Whilst apps like Robinhood, Acorns, Stash and Public sit at the heart of America’s investment accessibility boom, they aren’t focusing on next-generational wealth.
Fast-forward a year later, and Wexler had co-founded EarlyBird alongside Caleb Frankel.
Leveraging the system
Having gone live four months ago, EarlyBird’s app allows parents to launch custodial accounts for kids starting from the age of 0.
“We’re making it easier for friends and family to gift investments to kids,” explains Wexler. Adults can add videos to the money they send, and kids can archive these clips in a library via the app.
Acting a lot like a modern birthday check, EarlyBird’s ultimate goal is help America’s younger generations feel confident about capitalising off the system.
“When I was ten, my dad set up a brokerage account for me,” recalls Wexler. “I used funds to start my first company in China, which I sold in 2014. And I deeply credit that experience to my confidence in understanding money. You’re never going to struggle if you can leverage the systems built to make us money.”
The co-founder reckons the majority of EarlyBird’s users – which began signing up since its closed beta last August – earn a household income of between $50,000 and $120,000.
“But we’re definitely seeing lower socio-economic engagement,” says Wexler. “We have dads on the platform living paycheck to paycheck.”
Around 20% of the start-up’s userbase earns a household income of $50,000 or below, whilst the majority earn more than this.
EarlyBird’s CEO isn’t worried about app engagement, which could remain low if users only invested on kids’ birthdays and Christmas.
“It’s not just the obvious milestones,” he explains. “It’s parents closing big pieces of business or getting their next paycheck.”
Kids want to invest in Tesla
The start-up is in the midst of raising another round of funding.
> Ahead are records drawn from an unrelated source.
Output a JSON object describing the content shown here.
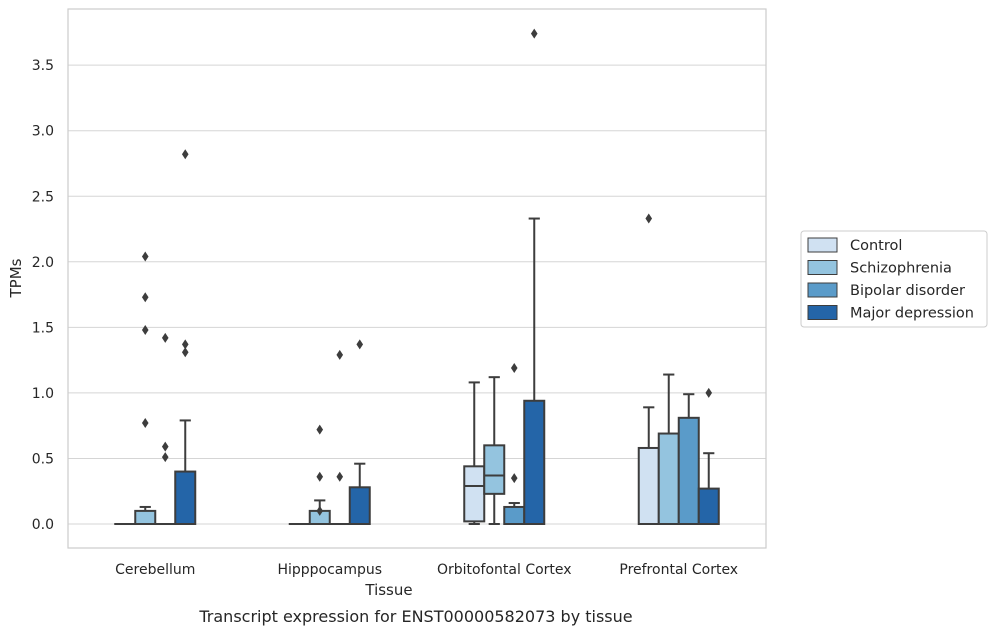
{
  "caption": "Transcript expression for ENST00000582073 by tissue",
  "chart_data": {
    "type": "box",
    "title": "",
    "xlabel": "Tissue",
    "ylabel": "TPMs",
    "ylim": [
      -0.18,
      3.92
    ],
    "yticks": [
      "0.0",
      "0.5",
      "1.0",
      "1.5",
      "2.0",
      "2.5",
      "3.0",
      "3.5"
    ],
    "grid": "horizontal",
    "legend_position": "right",
    "categories": [
      "Cerebellum",
      "Hipppocampus",
      "Orbitofontal Cortex",
      "Prefrontal Cortex"
    ],
    "series": [
      {
        "name": "Control",
        "color": "#d0e1f2",
        "boxes": [
          {
            "q1": 0,
            "median": 0,
            "q3": 0,
            "whislo": 0,
            "whishi": 0,
            "fliers": []
          },
          {
            "q1": 0,
            "median": 0,
            "q3": 0,
            "whislo": 0,
            "whishi": 0,
            "fliers": []
          },
          {
            "q1": 0.02,
            "median": 0.29,
            "q3": 0.44,
            "whislo": 0,
            "whishi": 1.08,
            "fliers": []
          },
          {
            "q1": 0,
            "median": 0,
            "q3": 0.58,
            "whislo": 0,
            "whishi": 0.89,
            "fliers": [
              2.33
            ]
          }
        ]
      },
      {
        "name": "Schizophrenia",
        "color": "#94c4df",
        "boxes": [
          {
            "q1": 0,
            "median": 0,
            "q3": 0.1,
            "whislo": 0,
            "whishi": 0.13,
            "fliers": [
              0.77,
              1.48,
              1.73,
              2.04
            ]
          },
          {
            "q1": 0,
            "median": 0,
            "q3": 0.1,
            "whislo": 0,
            "whishi": 0.18,
            "fliers": [
              0.1,
              0.36,
              0.72
            ]
          },
          {
            "q1": 0.23,
            "median": 0.37,
            "q3": 0.6,
            "whislo": 0,
            "whishi": 1.12,
            "fliers": []
          },
          {
            "q1": 0,
            "median": 0,
            "q3": 0.69,
            "whislo": 0,
            "whishi": 1.14,
            "fliers": []
          }
        ]
      },
      {
        "name": "Bipolar disorder",
        "color": "#5a9bc9",
        "boxes": [
          {
            "q1": 0,
            "median": 0,
            "q3": 0,
            "whislo": 0,
            "whishi": 0,
            "fliers": [
              0.51,
              0.59,
              1.42
            ]
          },
          {
            "q1": 0,
            "median": 0,
            "q3": 0,
            "whislo": 0,
            "whishi": 0,
            "fliers": [
              0.36,
              1.29
            ]
          },
          {
            "q1": 0,
            "median": 0,
            "q3": 0.13,
            "whislo": 0,
            "whishi": 0.16,
            "fliers": [
              0.35,
              1.19
            ]
          },
          {
            "q1": 0,
            "median": 0,
            "q3": 0.81,
            "whislo": 0,
            "whishi": 0.99,
            "fliers": []
          }
        ]
      },
      {
        "name": "Major depression",
        "color": "#2465a8",
        "boxes": [
          {
            "q1": 0,
            "median": 0,
            "q3": 0.4,
            "whislo": 0,
            "whishi": 0.79,
            "fliers": [
              1.31,
              1.37,
              2.82
            ]
          },
          {
            "q1": 0,
            "median": 0,
            "q3": 0.28,
            "whislo": 0,
            "whishi": 0.46,
            "fliers": [
              1.37
            ]
          },
          {
            "q1": 0,
            "median": 0,
            "q3": 0.94,
            "whislo": 0,
            "whishi": 2.33,
            "fliers": [
              3.74
            ]
          },
          {
            "q1": 0,
            "median": 0,
            "q3": 0.27,
            "whislo": 0,
            "whishi": 0.54,
            "fliers": [
              1.0
            ]
          }
        ]
      }
    ]
  }
}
It has already raised $3.1 million across pre-seed and seed rounds last year.
Its backers include Network Ventures, Kairos Angels, Bridge Investments and Chingona Ventures.
The bigger vision is to become a more diverse investment platform. “Currently, we’re custodial,” says Wexler. “But we want to allow a parent to open a wallet for crypto,” he says. The fintech is also looking at the development of a college saving tool, which would make it more like an all-in-one wealth and investing platform.
By building the platform on a community-based investment model, gift-givers can track the progress of their cash investments.
Metrics around the performance of adults’ net gifts are also leading the start-up down the path of gamification, which could drive significant engagement.
“It’s so critical to think about these stages of growth of a child,” says Wexler. “The conversation is prevalent everywhere. Kids are saying they want to invest in Tesla. It’s crazy.”
EarlyBird segments children into three categories. Between the ages of 0-5, kids are taking flight. But once they reach 6-13-years-old, financial literacy becomes essential. “You aren’t just saving, you’re investing, between parent and child,” Wexler explains.
The platform currently offers five exchange traded fund (ETF) portfolios, with focuses such as Environmental, Social, and Governance (ESG).
By the time EarlyBird’s users reach 14-18-years-old, the start-up wants to offer view-only access for the child. And come 18, their money can convert into a brokerage account owned by them.
Fellow US players such as Greenlight, another start-up in the kid-focused financial space, began getting into the investment space for kids in January. But until this year, the majority of players in this space have been focused on spending.
“What we’ve seen in this space is that it’s critical, before you get a kid spending and saving correctly, they need to understand investing.”